En 1981, pianiste et professeur de piano, elle a une maîtrise de musicologie et quatre années de piano à l’École Normale de Musique de Paris. Elle raconte : « les projets pour une carrière artistique ne manquent pas entre une carrière de pianiste, de professeur de musique et de piano. C’est à ce moment-là, en septembre 1981, que j’entre dans les Chœurs de l’Orchestre de Paris. Très vite, une évidence s’impose à moi : pourquoi ne pas rejoindre le chœur de l’Opéra de Paris, moi qui aime chanter, jouer la comédie ? Je pourrai entrer dans la peau d’un autre personnage le temps d’une représentation. L’audition est programmée : cela sera le 4 janvier 1983.
Seulement, il n’en sera rien. Une malformation congénitale dans le cerveau "se réveille" dans la nuit du 30 au 31 décembre 1982 et fait des dégâts considérables après des complications vasculaires. Mon séjour à l’hôpital durera 9 mois avec 4 à 5 mois de coma profond. Puis, il me faudra faire un an de rééducation pour réapprendre à parler, à marcher, à manger, ...à vivre tout simplement ! Je suis devenue une personne handicapée.
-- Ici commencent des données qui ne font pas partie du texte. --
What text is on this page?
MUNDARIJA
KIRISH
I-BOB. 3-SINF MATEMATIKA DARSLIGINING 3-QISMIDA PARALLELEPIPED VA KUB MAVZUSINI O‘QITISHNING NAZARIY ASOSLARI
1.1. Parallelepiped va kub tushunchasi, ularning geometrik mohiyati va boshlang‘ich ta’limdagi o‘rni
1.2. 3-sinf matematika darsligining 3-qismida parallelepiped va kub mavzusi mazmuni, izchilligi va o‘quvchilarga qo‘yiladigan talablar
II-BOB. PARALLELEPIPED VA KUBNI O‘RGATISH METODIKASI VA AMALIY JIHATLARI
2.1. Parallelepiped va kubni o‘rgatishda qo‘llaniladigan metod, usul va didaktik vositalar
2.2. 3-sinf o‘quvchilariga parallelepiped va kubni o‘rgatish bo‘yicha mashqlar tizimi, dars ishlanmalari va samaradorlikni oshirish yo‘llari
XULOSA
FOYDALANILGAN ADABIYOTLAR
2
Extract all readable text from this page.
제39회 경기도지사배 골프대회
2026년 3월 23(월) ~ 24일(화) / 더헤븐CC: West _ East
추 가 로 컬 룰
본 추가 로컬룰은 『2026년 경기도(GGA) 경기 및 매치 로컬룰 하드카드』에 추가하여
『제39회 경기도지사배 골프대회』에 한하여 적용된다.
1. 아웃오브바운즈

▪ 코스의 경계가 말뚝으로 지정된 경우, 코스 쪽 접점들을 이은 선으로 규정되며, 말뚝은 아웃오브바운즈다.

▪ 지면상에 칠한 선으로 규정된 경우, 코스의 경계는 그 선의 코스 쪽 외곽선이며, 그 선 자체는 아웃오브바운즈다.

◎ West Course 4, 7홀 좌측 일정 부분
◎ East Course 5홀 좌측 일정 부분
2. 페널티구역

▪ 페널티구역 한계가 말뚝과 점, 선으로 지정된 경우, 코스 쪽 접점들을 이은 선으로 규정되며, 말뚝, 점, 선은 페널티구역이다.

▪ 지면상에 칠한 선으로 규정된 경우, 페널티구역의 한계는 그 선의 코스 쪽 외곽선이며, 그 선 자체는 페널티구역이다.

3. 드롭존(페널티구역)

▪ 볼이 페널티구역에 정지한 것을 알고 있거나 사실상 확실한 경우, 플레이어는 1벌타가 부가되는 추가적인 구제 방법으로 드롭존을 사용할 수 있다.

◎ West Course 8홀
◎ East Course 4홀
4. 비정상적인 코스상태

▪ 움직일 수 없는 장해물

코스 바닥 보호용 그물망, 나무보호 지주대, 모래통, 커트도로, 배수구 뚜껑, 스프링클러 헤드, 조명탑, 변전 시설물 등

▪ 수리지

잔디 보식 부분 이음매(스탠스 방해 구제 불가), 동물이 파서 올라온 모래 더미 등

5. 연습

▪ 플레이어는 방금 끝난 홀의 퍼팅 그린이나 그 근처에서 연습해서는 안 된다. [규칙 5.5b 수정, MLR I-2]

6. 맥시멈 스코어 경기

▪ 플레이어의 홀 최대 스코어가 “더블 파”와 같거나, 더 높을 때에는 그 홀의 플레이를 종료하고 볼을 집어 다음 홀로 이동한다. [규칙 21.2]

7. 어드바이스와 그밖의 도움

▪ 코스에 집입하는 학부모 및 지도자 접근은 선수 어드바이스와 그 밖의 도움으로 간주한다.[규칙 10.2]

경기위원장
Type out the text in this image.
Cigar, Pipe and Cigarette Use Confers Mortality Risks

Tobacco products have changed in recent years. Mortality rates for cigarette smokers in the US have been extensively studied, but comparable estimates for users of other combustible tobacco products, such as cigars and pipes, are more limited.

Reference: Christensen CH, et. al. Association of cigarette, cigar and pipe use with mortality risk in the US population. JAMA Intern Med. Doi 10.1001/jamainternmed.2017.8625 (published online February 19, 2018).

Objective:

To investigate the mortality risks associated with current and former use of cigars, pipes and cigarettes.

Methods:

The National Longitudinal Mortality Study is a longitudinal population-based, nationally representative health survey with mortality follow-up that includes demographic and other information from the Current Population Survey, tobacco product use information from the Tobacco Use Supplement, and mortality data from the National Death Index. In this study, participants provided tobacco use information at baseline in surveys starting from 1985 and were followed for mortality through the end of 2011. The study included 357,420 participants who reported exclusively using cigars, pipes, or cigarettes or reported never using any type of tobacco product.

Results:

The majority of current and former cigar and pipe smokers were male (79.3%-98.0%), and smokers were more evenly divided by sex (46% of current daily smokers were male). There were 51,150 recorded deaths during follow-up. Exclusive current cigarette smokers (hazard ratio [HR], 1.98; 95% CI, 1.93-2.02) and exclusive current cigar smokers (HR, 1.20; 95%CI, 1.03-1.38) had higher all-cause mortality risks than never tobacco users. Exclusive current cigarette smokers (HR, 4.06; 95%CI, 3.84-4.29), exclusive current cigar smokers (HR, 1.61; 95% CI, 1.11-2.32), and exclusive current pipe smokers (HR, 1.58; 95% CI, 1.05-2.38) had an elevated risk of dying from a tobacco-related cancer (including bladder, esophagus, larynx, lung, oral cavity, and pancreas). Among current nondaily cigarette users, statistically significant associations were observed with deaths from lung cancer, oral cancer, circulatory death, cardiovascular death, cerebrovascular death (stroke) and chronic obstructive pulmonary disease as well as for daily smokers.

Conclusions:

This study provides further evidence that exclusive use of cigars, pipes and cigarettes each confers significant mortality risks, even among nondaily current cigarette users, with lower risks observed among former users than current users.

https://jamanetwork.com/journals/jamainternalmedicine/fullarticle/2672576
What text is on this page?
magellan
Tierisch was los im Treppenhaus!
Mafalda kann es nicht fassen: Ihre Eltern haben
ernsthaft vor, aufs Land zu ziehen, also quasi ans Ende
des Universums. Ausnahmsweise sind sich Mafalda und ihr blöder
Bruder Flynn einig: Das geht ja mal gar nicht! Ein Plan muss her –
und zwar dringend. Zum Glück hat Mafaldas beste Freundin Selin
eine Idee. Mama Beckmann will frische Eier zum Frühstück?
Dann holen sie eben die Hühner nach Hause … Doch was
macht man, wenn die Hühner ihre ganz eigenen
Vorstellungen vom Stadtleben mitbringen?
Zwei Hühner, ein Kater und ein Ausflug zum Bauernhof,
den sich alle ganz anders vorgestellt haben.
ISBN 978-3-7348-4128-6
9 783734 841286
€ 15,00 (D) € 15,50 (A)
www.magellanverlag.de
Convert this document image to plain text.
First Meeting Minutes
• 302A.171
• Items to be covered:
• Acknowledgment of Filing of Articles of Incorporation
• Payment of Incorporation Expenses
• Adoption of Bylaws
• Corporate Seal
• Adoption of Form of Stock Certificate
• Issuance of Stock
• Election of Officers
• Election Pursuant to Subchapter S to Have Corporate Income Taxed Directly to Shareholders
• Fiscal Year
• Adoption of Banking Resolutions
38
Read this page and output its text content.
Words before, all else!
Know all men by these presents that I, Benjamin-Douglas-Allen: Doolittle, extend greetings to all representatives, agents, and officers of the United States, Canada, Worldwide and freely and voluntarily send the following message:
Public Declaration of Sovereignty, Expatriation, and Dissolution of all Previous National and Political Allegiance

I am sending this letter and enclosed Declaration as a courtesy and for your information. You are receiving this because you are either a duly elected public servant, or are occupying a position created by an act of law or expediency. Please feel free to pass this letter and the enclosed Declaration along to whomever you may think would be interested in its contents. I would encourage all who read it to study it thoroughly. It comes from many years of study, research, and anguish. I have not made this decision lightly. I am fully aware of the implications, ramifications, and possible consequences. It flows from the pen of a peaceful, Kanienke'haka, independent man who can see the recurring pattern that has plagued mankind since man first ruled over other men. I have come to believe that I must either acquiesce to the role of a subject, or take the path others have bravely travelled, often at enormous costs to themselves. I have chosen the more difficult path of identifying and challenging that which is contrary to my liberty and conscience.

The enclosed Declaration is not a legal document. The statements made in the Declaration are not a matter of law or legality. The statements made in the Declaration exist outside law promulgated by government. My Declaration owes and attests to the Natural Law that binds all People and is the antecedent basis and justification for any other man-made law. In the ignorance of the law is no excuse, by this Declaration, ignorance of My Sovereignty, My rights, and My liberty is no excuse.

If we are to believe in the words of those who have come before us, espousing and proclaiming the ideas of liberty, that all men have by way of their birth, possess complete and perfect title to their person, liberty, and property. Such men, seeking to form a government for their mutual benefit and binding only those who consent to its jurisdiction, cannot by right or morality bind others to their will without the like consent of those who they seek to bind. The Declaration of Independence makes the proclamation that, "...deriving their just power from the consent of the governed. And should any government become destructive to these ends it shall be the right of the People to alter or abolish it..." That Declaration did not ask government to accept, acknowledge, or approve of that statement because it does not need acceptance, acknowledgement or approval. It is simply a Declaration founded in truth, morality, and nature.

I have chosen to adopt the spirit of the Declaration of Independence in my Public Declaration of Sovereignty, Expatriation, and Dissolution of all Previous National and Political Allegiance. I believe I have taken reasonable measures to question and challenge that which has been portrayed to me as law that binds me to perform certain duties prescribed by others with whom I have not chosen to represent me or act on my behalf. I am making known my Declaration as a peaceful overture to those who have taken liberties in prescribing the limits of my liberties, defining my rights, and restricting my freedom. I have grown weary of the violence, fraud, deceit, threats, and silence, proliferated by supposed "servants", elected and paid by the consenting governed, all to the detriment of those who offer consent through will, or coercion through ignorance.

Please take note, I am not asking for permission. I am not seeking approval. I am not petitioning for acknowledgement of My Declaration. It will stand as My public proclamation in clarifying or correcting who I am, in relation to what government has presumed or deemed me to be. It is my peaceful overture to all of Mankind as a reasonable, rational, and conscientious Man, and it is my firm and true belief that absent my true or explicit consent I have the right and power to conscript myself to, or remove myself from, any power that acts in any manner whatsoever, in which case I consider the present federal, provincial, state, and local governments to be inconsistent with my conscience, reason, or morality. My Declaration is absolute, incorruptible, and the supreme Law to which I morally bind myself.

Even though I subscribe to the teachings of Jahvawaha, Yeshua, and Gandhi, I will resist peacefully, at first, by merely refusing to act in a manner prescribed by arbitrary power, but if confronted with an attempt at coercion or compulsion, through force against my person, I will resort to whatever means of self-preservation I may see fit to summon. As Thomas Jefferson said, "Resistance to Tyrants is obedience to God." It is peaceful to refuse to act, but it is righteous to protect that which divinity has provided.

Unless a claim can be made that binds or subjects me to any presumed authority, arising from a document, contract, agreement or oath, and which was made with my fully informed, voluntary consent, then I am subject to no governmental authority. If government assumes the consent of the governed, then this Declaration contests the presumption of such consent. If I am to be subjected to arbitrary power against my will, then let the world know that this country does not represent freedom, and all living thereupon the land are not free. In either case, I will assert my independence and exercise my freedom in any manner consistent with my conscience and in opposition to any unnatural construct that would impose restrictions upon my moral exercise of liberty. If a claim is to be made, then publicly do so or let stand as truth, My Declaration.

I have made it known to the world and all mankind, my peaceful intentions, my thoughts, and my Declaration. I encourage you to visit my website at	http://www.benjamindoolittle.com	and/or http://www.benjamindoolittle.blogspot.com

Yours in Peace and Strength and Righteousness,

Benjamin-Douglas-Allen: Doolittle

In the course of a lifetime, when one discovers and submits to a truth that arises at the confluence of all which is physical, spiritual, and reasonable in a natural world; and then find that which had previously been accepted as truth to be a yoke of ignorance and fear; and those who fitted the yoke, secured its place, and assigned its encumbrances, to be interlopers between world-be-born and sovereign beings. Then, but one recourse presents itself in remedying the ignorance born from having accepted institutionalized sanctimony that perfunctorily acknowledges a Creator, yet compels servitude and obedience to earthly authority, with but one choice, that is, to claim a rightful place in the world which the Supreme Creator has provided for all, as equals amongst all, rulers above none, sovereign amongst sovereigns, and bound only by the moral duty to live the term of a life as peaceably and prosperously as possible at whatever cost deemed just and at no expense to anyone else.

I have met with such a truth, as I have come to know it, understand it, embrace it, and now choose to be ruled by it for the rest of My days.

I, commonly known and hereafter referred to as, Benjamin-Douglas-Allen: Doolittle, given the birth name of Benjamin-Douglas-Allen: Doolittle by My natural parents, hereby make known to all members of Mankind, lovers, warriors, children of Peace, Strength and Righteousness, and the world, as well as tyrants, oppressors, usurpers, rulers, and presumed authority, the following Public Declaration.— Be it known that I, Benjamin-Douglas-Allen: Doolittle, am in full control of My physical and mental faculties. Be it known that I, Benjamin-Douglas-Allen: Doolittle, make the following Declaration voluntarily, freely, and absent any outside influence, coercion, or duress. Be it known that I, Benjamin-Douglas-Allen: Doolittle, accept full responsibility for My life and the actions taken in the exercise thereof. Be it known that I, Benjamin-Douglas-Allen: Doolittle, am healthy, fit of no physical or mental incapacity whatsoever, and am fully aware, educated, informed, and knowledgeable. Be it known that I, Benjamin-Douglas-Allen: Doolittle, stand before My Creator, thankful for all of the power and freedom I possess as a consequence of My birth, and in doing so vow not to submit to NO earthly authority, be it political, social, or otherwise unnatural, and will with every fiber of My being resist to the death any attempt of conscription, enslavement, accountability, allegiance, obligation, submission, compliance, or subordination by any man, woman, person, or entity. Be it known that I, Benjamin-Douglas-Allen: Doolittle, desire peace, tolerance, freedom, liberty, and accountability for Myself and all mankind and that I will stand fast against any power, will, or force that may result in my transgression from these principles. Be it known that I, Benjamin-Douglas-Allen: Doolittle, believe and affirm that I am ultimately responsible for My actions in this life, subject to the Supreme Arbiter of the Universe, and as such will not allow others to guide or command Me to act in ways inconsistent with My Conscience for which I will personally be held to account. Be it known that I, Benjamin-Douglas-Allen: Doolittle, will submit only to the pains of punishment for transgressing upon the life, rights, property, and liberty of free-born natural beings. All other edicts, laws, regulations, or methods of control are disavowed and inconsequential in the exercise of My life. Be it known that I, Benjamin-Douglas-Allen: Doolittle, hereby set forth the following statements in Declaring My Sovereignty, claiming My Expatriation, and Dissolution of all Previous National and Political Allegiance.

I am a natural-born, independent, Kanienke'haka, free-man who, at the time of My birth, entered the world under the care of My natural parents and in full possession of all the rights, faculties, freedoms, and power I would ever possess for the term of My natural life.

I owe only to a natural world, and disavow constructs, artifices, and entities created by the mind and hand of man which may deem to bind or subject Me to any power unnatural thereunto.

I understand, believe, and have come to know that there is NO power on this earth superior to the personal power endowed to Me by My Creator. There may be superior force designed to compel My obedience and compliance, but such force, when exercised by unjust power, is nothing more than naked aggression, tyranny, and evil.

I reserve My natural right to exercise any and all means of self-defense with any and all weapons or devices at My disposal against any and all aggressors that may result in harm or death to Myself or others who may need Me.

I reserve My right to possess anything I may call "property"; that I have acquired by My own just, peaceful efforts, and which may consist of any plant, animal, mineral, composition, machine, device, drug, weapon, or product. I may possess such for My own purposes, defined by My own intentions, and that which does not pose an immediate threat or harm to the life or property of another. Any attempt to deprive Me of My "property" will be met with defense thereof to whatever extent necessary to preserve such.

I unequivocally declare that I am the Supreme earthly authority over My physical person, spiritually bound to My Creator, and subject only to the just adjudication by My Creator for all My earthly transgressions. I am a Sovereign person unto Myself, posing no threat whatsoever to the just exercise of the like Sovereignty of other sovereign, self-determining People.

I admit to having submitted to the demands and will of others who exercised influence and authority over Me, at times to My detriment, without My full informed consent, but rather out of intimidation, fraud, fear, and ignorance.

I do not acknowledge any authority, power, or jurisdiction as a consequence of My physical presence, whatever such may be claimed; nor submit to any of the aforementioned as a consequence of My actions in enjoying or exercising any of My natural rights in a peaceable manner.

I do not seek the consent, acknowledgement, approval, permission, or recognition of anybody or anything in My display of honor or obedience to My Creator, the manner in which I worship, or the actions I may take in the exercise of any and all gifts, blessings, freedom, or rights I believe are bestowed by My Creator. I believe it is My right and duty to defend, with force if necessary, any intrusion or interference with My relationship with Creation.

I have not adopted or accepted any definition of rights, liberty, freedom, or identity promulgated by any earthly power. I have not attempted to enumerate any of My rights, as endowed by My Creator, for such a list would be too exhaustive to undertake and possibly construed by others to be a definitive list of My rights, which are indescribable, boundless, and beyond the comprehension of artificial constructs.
Seulement, à force de rééducations, de cures en centre de rééducation fonctionnelle, et grâce à un entourage toujours présent, j’ai pu reprendre mes cours à la fac, malgré une main droite défectueuse, ainsi que les chœurs de l’Orchestre de Paris (COP), même si la corde vocale droite avait besoin d’être tonifiée et raffermie. L’enseignement devint trop difficile pour moi et j'optai alors pour une autre voie. Je bifurquai vers des études de bibliothécaire-discothécaire pensant (avec la naïveté de mes 27 ans !) pouvoir utiliser mes connaissances en musique classique dans les discothèques.
Si bien qu’en 1987, j'ai réintégré les COP et fais la connaissance d’une amie, assistante sociale à la faculté de Jussieu. Elle m’a parlé de la possibilité de me faire rembourser mes trajets en taxi en tant qu’étudiante handicapée et je me suis présentée à APF France handicap. Mes parents ont profité de cette opportunité, car ils ne connaissaient pas bien "ce monde du handicap" avec ses droits propres et toutes les possibilités qui existaient alors pour les personnes en situation de handicap. Si bien que je suis devenue adhérente à APF 92 dès 1988. Mes parents m’ont abonnée au journal « Faire Face ». Je rappelle qu’à cette époque-là, je n’étais pas en état de prendre une quelconque décision, car lorsque vous sortez de plusieurs mois de coma ... C’est ainsi que j’ai appris l’existence du Cercle culturel, puisqu’à cette époque un compte-rendu apparaissait dans ce journal après chacune de ses activités ».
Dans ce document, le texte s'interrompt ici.